Spatial imaging of the spin Hall effect and current-induced polarization in two-dimensional electron gases

• Published in: Nature physics Vol. 1; no. 1; pp. 31 - 35
• Main Authors: Awschalom, D. D, Sih, V, Myers, R. C, Kato, Y. K, Lau, W. H, Gossard, A. C
• Format: Journal Article
• Language: English
• Published: London Nature Publishing Group 01.10.2005
• Subjects: Anisotropy; Polarization
• ISSN: 1745-2473; 1745-2481
• DOI: 10.1038/nphys009

Spin-orbit coupling in semiconductors relates the spin of an electron to its momentum, and provides a pathway for electrically initializing and manipulating electron spins for applications in spintronics and spin-based quantum information processing.

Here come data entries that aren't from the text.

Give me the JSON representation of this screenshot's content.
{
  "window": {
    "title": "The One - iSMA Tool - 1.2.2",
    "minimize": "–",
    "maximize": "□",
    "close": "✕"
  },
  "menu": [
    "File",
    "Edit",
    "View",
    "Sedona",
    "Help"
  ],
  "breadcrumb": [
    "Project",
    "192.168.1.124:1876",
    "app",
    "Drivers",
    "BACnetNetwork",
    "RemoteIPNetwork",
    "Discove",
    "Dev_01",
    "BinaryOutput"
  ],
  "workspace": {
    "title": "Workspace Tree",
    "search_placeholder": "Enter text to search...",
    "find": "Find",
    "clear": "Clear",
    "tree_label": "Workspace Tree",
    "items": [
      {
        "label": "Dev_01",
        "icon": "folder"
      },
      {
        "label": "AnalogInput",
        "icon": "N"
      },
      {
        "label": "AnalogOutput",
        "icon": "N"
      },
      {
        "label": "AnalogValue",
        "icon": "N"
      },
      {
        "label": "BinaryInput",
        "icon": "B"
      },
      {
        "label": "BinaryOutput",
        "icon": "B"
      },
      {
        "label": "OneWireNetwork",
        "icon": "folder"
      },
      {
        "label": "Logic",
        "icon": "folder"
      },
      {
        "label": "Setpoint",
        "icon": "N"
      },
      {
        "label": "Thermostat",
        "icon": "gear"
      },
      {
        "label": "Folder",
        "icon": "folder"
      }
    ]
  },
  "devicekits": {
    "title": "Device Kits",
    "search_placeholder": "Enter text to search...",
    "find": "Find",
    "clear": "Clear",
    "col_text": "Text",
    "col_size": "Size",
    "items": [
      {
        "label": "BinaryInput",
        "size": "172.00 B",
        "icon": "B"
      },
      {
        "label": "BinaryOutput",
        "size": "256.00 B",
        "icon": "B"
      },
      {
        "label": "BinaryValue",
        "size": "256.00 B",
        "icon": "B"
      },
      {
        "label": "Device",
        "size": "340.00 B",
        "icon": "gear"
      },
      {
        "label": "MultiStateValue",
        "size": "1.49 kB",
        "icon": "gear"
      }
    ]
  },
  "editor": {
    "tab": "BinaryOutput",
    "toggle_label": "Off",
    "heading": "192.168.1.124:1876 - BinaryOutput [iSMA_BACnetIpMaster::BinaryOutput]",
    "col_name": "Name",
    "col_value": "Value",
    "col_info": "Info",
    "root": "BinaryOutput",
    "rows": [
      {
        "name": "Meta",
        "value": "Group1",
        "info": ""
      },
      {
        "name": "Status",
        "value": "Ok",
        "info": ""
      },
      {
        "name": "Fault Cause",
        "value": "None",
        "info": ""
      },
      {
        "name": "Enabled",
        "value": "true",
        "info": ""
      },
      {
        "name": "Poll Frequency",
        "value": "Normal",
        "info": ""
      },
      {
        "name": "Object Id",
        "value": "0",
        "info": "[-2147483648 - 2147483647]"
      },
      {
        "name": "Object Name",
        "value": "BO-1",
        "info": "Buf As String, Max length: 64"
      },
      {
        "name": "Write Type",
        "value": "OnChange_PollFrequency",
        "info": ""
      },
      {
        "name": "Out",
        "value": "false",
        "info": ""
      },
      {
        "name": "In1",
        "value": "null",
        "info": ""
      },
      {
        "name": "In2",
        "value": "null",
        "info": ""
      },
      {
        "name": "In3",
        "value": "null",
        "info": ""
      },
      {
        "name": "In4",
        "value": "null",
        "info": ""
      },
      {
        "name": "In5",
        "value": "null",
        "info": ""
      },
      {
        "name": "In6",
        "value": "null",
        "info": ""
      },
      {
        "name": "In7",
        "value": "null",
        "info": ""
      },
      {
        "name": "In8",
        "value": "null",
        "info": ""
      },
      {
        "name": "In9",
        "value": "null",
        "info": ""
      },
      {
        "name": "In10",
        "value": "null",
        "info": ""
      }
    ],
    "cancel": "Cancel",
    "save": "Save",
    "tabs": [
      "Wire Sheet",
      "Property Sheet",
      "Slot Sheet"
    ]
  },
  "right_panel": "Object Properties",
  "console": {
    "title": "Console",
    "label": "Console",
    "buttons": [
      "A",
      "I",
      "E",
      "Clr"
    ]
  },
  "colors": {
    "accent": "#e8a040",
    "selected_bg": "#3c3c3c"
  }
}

This coupling can be regulated with quantum confinement in semiconductor heterostructures through band-structure engineering. Here we investigate the spin Hall effect and current-induced spin polarization in a two-dimensional electron gas confined in (110) AlGaAs quantum wells using Kerr rotation microscopy. In contrast to previous measurements, the spin Hall profile shows complex structure and the current-induced spin polarization is out-of-plane. The experiments map the strong dependence of the current-induced spin polarization to the crystal axis along which the electric field is applied, reflecting the anisotropy of the spin-orbit interaction. These results reveal opportunities for tuning a spin source using quantum confinement and device engineering in non-magnetic materials.